Emil estime à un millier le nombre de ses pairs collectionnant les trois singes, «dont 200 sérieusement» (mais rassurez-vous, personne autant que lui). Un tiers vient des Etats-Unis, un tiers de Hollande (une histoire de liens commerciaux exclusifs entre Hollande et Japon au 17e siècle) et un tiers du reste du monde». 

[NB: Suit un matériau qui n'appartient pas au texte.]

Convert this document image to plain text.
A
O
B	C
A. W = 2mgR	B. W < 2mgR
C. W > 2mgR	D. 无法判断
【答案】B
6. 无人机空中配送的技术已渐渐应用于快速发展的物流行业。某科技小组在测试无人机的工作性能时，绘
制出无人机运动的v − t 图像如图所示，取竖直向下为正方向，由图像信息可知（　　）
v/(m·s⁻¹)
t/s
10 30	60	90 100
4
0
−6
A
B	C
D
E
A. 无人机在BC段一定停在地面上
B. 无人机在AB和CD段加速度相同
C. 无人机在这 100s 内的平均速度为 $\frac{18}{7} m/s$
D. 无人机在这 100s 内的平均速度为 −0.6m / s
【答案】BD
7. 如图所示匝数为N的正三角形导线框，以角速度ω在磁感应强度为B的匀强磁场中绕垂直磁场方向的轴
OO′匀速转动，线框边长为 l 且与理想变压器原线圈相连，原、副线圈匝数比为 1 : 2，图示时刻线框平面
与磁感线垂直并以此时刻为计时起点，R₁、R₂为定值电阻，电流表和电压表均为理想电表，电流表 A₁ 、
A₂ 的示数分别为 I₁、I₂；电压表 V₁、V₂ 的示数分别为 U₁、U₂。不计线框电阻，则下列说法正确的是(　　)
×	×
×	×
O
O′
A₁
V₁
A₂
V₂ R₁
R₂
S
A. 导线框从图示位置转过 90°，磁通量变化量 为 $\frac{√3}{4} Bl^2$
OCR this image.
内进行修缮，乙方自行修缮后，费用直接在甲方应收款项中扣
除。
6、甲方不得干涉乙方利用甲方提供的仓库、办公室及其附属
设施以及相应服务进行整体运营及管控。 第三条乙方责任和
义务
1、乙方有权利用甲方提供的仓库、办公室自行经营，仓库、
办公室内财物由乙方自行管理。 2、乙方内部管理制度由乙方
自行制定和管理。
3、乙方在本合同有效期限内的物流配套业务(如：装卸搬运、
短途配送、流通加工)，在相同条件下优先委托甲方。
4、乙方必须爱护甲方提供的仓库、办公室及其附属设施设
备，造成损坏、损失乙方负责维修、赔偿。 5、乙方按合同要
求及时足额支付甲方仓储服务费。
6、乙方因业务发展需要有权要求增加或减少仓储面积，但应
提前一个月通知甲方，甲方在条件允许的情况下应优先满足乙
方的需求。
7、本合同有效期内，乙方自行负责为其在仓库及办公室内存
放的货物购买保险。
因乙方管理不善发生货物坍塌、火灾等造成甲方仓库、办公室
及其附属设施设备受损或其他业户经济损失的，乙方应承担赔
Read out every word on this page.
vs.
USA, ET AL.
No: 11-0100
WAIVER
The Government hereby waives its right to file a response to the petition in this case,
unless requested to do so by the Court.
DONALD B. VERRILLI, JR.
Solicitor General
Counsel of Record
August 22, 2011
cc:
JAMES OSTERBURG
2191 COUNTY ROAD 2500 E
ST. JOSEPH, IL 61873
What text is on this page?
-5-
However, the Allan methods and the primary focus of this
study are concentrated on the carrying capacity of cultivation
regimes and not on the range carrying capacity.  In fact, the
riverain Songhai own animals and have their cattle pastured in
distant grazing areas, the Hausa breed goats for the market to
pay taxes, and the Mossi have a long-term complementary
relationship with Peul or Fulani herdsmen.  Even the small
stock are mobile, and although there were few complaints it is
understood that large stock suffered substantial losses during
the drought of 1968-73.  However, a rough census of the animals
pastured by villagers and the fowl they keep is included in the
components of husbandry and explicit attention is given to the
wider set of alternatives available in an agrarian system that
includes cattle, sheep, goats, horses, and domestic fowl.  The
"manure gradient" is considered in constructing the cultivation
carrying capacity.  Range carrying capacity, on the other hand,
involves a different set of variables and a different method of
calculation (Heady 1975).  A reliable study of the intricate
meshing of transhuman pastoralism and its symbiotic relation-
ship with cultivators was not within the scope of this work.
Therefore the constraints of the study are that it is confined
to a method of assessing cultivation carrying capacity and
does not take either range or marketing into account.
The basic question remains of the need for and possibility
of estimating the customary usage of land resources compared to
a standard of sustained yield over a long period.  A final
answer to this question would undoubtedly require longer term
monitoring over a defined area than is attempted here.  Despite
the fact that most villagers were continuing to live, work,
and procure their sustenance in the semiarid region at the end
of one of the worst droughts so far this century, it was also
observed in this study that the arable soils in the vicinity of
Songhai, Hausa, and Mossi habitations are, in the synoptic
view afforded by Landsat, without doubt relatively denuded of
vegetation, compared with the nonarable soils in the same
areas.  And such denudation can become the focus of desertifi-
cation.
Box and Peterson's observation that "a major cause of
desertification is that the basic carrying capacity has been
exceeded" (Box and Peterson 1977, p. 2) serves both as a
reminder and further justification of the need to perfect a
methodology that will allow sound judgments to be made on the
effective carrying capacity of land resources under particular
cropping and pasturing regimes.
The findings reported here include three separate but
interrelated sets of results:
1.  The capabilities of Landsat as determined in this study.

Et en France? Quasiment personne. Si ce n’est une collectionneuse qui n’a que très peu d'adversaires à éliminer le dimanche sur les brocantes. Yvelyne Auzou regroupe dans une pièce de sa maison en Picardie les 290 sculptures et bibelots qu’elle amasse depuis 2009. «Mes petites filles refusent de dormir dans cette pièce, s’amuse-t-elle, tous ces singes leur font trop peur. En revanche elles ne se privent pas par SMS pour me les envoyer en emojis». 

La prochaine réunion annuelle des collectionneurs - c'est la tradition depuis 1993 - se tiendra du 8 au 11 juin, au Kansas. Avis aux amateurs. Seule consigne, n’allez pas relancer Emil Schuttenhelm sur le débat des trois emojis (un ou trois singes?). Il souffle: 

«J’ai trouvé ça tellement inutile! C’était fou de voir les gens débattre d’une question qui pour moi n’en avait jamais été une. Je me réjouis que tant d’attention soit donnée à nos trois singes, mais je ne suis plus tout jeune. Ce n’était pas mon monde.»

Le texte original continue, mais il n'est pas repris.